Texas raised.
Hospitality built.
I didn't choose hospitality. Hospitality chose me before I was old enough to have a say in it.
Growing up in Louisiana, my mother managed the bar at the Sheraton. My father co-founded a Mexican restaurant. My stepfather performed in a show band. Before I could drive, I already knew how to make pico de gallo, vacuum a dining room, and read a room. The business of hospitality — the energy of it, the craft of it, the way it lives at the intersection of food, music, and people — was just the water I swam in.
Most people who end up in this industry stumble into it. I was carried in by the people who raised me — and I never left.
That upbringing is still the foundation of everything I do. It's why I think about AI differently than a technologist would. I don't see systems and automation. I see a dining room, a team, a guest, and a problem to solve. The tools are just tools. The hospitality is the point.
Every role.
Every floor.
I started as a late-night host. Then I learned to bartend. Became a sommelier. Advanced through mixology, bar management, general management, managing partner, restaurateur. Every title was earned from the inside out — no shortcuts, no bypassed rungs.
That path matters because it means I've stood in every position on the org chart. I've been the host who didn't know how to handle a difficult table. The bartender managing a short-staffed Saturday night. The GM responsible for a P&L that didn't make sense until 2am when the numbers finally added up. The managing partner explaining to an owner why a decision I made cost us money.
I eventually found my home inside Verfurth Hospitality Group — a family of three sister properties in the area. I was GM at Lambeau's American Kitchen & Taps first. Then Shoal Creek Tavern for a year. Then, in March 2025, the ownership transferred me to Verf's Grill & Tavern with a simple mandate: get loud. Put Verf's on the map.
I walked in on day one and used AI to design a four-course Jameson Whiskey Dinner. It sold out. That was the beginning.
A parking lot.
A realization.
In the late summer of 2025, my partner and I came home from a trip — Amsterdam, Paris, London. Three cities in Europe with completely different relationships to hospitality, technology, and what a great experience feels like.
A few days after we landed, I was standing in the dining room at Verf's, staring out the window into the parking lot. I knew I needed to pivot. I didn't know where.
Earlier that year, I'd taken a Data Analytics certification at UT Austin — Power BI, data modeling, the foundations of turning raw information into something useful. That course had introduced me to the edge of what AI could do. I'd seen a glimpse of it. The glimpse hadn't left me.
Standing at that window, I decided to stop waiting for the pivot to find me and go find it myself.
In February 2026, I enrolled in online courses in prompt engineering and large language models. Then a Project Management certification at Duke. Then Deep Learning — the architecture of how AI actually thinks and processes. One course led to another and then it all clicked at once. Not gradually. All at once.
I saw exactly what AI could do inside a hospitality business — and exactly why no one else in the industry was doing it right. The technologists didn't understand the floor. The operators didn't understand the tools. I was standing in the middle of both worlds, and I realized that was the rarest possible place to be standing.

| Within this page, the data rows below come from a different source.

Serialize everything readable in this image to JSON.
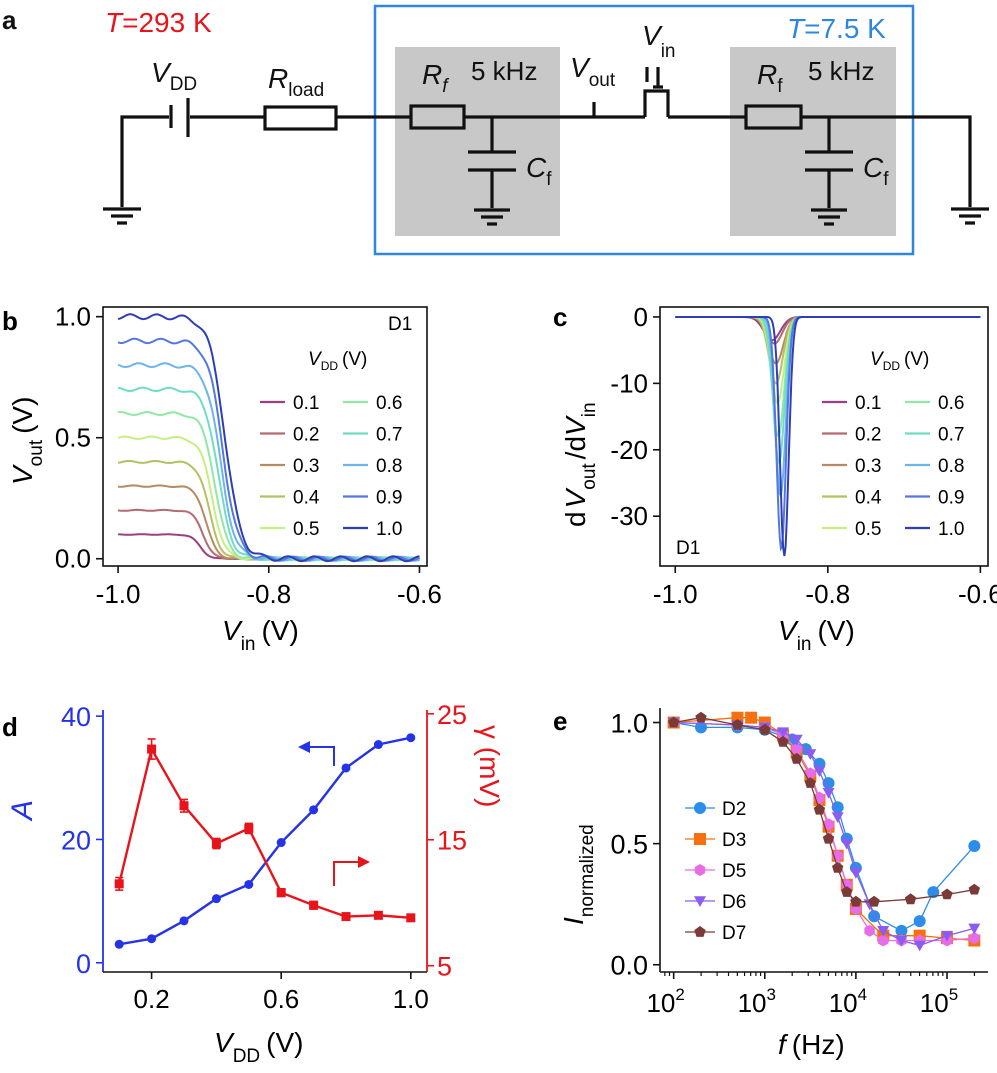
{
  "panel_a": {
    "label": "a",
    "temp_room": {
      "T": "T",
      "val": "=293 K"
    },
    "temp_cold": {
      "T": "T",
      "val": "=7.5 K"
    },
    "vdd": {
      "main": "V",
      "sub": "DD"
    },
    "rload": {
      "main": "R",
      "sub": "load"
    },
    "filter1": {
      "r": "R",
      "r_sub": "f",
      "freq": "5 kHz",
      "c": "C",
      "c_sub": "f"
    },
    "filter2": {
      "r": "R",
      "r_sub": "f",
      "freq": "5 kHz",
      "c": "C",
      "c_sub": "f"
    },
    "vout": {
      "main": "V",
      "sub": "out"
    },
    "vin": {
      "main": "V",
      "sub": "in"
    },
    "colors": {
      "room": "#e8141b",
      "cold": "#2e86de",
      "filter_bg": "#c8c8c8"
    }
  },
  "chart_data": [
    {
      "id": "b",
      "type": "line",
      "label": "b",
      "device": "D1",
      "xlabel": {
        "main": "V",
        "sub": "in",
        "unit": "(V)"
      },
      "ylabel": {
        "main": "V",
        "sub": "out",
        "unit": "(V)"
      },
      "xlim": [
        -1.02,
        -0.59
      ],
      "ylim": [
        -0.03,
        1.04
      ],
      "xticks": [
        {
          "v": -1.0,
          "t": "-1.0"
        },
        {
          "v": -0.8,
          "t": "-0.8"
        },
        {
          "v": -0.6,
          "t": "-0.6"
        }
      ],
      "yticks": [
        {
          "v": 0,
          "t": "0.0"
        },
        {
          "v": 0.5,
          "t": "0.5"
        },
        {
          "v": 1.0,
          "t": "1.0"
        }
      ],
      "legend_title": {
        "main": "V",
        "sub": "DD",
        "unit": "(V)"
      },
      "series_labels": [
        "0.1",
        "0.2",
        "0.3",
        "0.4",
        "0.5",
        "0.6",
        "0.7",
        "0.8",
        "0.9",
        "1.0"
      ],
      "vdd": [
        0.1,
        0.2,
        0.3,
        0.4,
        0.5,
        0.6,
        0.7,
        0.8,
        0.9,
        1.0
      ],
      "transition_center": [
        -0.891,
        -0.887,
        -0.883,
        -0.879,
        -0.875,
        -0.871,
        -0.867,
        -0.864,
        -0.861,
        -0.858
      ],
      "x_range": [
        -1.0,
        -0.6
      ]
    },
    {
      "id": "c",
      "type": "line",
      "label": "c",
      "device": "D1",
      "xlabel": {
        "main": "V",
        "sub": "in",
        "unit": "(V)"
      },
      "ylabel": {
        "d1": "d",
        "main1": "V",
        "sub1": "out",
        "slash": "/d",
        "main2": "V",
        "sub2": "in"
      },
      "xlim": [
        -1.02,
        -0.59
      ],
      "ylim": [
        -37.5,
        1.5
      ],
      "xticks": [
        {
          "v": -1.0,
          "t": "-1.0"
        },
        {
          "v": -0.8,
          "t": "-0.8"
        },
        {
          "v": -0.6,
          "t": "-0.6"
        }
      ],
      "yticks": [
        {
          "v": 0,
          "t": "0"
        },
        {
          "v": -10,
          "t": "-10"
        },
        {
          "v": -20,
          "t": "-20"
        },
        {
          "v": -30,
          "t": "-30"
        }
      ],
      "legend_title": {
        "main": "V",
        "sub": "DD",
        "unit": "(V)"
      },
      "series_labels": [
        "0.1",
        "0.2",
        "0.3",
        "0.4",
        "0.5",
        "0.6",
        "0.7",
        "0.8",
        "0.9",
        "1.0"
      ],
      "peak_x": [
        -0.873,
        -0.87,
        -0.868,
        -0.868,
        -0.866,
        -0.865,
        -0.864,
        -0.862,
        -0.861,
        -0.857
      ],
      "peak_y": [
        -3.5,
        -4,
        -7,
        -10,
        -13,
        -18,
        -22,
        -27,
        -35,
        -36
      ],
      "x_range": [
        -1.0,
        -0.6
      ]
    },
    {
      "id": "d",
      "type": "line",
      "label": "d",
      "xlabel": {
        "main": "V",
        "sub": "DD",
        "unit": "(V)"
      },
      "ylabel_left": "A",
      "ylabel_right": "γ (mV)",
      "xlim": [
        0.05,
        1.05
      ],
      "ylim_left": [
        -1.5,
        41
      ],
      "ylim_right": [
        4.5,
        25.3
      ],
      "xticks": [
        {
          "v": 0.2,
          "t": "0.2"
        },
        {
          "v": 0.6,
          "t": "0.6"
        },
        {
          "v": 1.0,
          "t": "1.0"
        }
      ],
      "yticks_left": [
        {
          "v": 0,
          "t": "0"
        },
        {
          "v": 20,
          "t": "20"
        },
        {
          "v": 40,
          "t": "40"
        }
      ],
      "yticks_right": [
        {
          "v": 5,
          "t": "5"
        },
        {
          "v": 15,
          "t": "15"
        },
        {
          "v": 25,
          "t": "25"
        }
      ],
      "series": [
        {
          "name": "A",
          "axis": "left",
          "color": "#2433e8",
          "x": [
            0.1,
            0.2,
            0.3,
            0.4,
            0.5,
            0.6,
            0.7,
            0.8,
            0.9,
            1.0
          ],
          "values": [
            3.0,
            3.9,
            6.8,
            10.4,
            12.7,
            19.5,
            24.8,
            31.6,
            35.4,
            36.5
          ]
        },
        {
          "name": "γ",
          "axis": "right",
          "color": "#e8141b",
          "x": [
            0.1,
            0.2,
            0.3,
            0.4,
            0.5,
            0.6,
            0.7,
            0.8,
            0.9,
            1.0
          ],
          "values": [
            11.5,
            22.2,
            17.7,
            14.7,
            15.9,
            10.8,
            9.8,
            8.9,
            9.0,
            8.8
          ],
          "errors": [
            0.5,
            0.8,
            0.5,
            0.4,
            0.4,
            0.3,
            0.3,
            0.2,
            0.2,
            0.2
          ]
        }
      ]
    },
    {
      "id": "e",
      "type": "line",
      "label": "e",
      "xlabel": {
        "main": "f",
        "unit": "(Hz)"
      },
      "ylabel": {
        "main": "I",
        "sub": "normalized"
      },
      "xscale": "log",
      "xlim_log": [
        1.85,
        5.45
      ],
      "ylim": [
        -0.03,
        1.06
      ],
      "xticks": [
        {
          "v": 2,
          "t": "10",
          "sup": "2"
        },
        {
          "v": 3,
          "t": "10",
          "sup": "3"
        },
        {
          "v": 4,
          "t": "10",
          "sup": "4"
        },
        {
          "v": 5,
          "t": "10",
          "sup": "5"
        }
      ],
      "yticks": [
        {
          "v": 0,
          "t": "0.0"
        },
        {
          "v": 0.5,
          "t": "0.5"
        },
        {
          "v": 1.0,
          "t": "1.0"
        }
      ],
      "series": [
        {
          "name": "D2",
          "color": "#2c8ee8",
          "marker": "circle",
          "logf": [
            2,
            2.3,
            2.7,
            3.0,
            3.3,
            3.45,
            3.6,
            3.7,
            3.8,
            3.9,
            4.0,
            4.2,
            4.5,
            4.7,
            4.85,
            5.3
          ],
          "values": [
            1.0,
            0.98,
            0.98,
            0.97,
            0.93,
            0.89,
            0.83,
            0.75,
            0.65,
            0.52,
            0.4,
            0.2,
            0.14,
            0.18,
            0.3,
            0.49
          ]
        },
        {
          "name": "D3",
          "color": "#f5700f",
          "marker": "square",
          "logf": [
            2,
            2.7,
            2.85,
            3.0,
            3.2,
            3.35,
            3.5,
            3.6,
            3.7,
            3.8,
            3.9,
            4.0,
            4.3,
            4.7,
            5.0,
            5.3
          ],
          "values": [
            1.0,
            1.02,
            1.02,
            1.0,
            0.95,
            0.88,
            0.78,
            0.68,
            0.57,
            0.45,
            0.33,
            0.23,
            0.12,
            0.12,
            0.11,
            0.1
          ]
        },
        {
          "name": "D5",
          "color": "#e86ce8",
          "marker": "hexagon",
          "logf": [
            2,
            2.7,
            3.0,
            3.2,
            3.35,
            3.5,
            3.6,
            3.7,
            3.8,
            3.9,
            4.0,
            4.15,
            4.3,
            4.5,
            4.7,
            5.0,
            5.3
          ],
          "values": [
            1.0,
            0.99,
            0.98,
            0.95,
            0.89,
            0.79,
            0.69,
            0.58,
            0.45,
            0.33,
            0.23,
            0.14,
            0.1,
            0.1,
            0.1,
            0.1,
            0.11
          ]
        },
        {
          "name": "D6",
          "color": "#8a5cf0",
          "marker": "triangle-down",
          "logf": [
            2,
            2.7,
            3.0,
            3.2,
            3.35,
            3.5,
            3.6,
            3.7,
            3.8,
            3.9,
            4.0,
            4.15,
            4.3,
            4.5,
            4.7,
            5.0,
            5.3
          ],
          "values": [
            1.0,
            0.99,
            0.98,
            0.96,
            0.93,
            0.87,
            0.8,
            0.71,
            0.61,
            0.5,
            0.38,
            0.25,
            0.14,
            0.1,
            0.08,
            0.12,
            0.15
          ]
        },
        {
          "name": "D7",
          "color": "#7a3b36",
          "marker": "pentagon",
          "logf": [
            2,
            2.3,
            2.7,
            3.0,
            3.2,
            3.35,
            3.5,
            3.6,
            3.7,
            3.8,
            3.9,
            4.0,
            4.2,
            4.6,
            5.0,
            5.3
          ],
          "values": [
            1.0,
            1.02,
            0.99,
            0.97,
            0.92,
            0.85,
            0.75,
            0.64,
            0.52,
            0.4,
            0.3,
            0.26,
            0.26,
            0.27,
            0.29,
            0.31
          ]
        }
      ]
    }
  ]
}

Electric Eel formed. I ran the pilot case study at Verf's. Built the systems in a live business, on real shifts, with a real team. The methodology that emerged from that pilot is what every Electric Eel engagement is built on today.
Still building.
In real time.
I am not a finished product. I am learning, building, consulting, and documenting — simultaneously, in public, in real time. The courses are ongoing. The systems at Verf's are live and evolving. The client roster is growing. The book about this journey is being written as the journey happens.
That's not a liability. That's the point. Every operator I work with is also figuring this out in real time — they don't need someone who has all the answers from a decade ago. They need someone who is actively navigating the same technology, right now, inside a live business, and can translate that into something actionable for theirs.
The AI Ambassador role at Verf's — a title I created and own, the first of its kind at Verfurth Hospitality Group — is not a side project. It is the laboratory. Every system I offer through Electric Eel was first built, tested, and refined there. Verf's is the proof. Every engagement that follows is a variation on what was built in that dining room.
The credential isn't a certification. It's a restaurant that runs better because of AI I built inside it.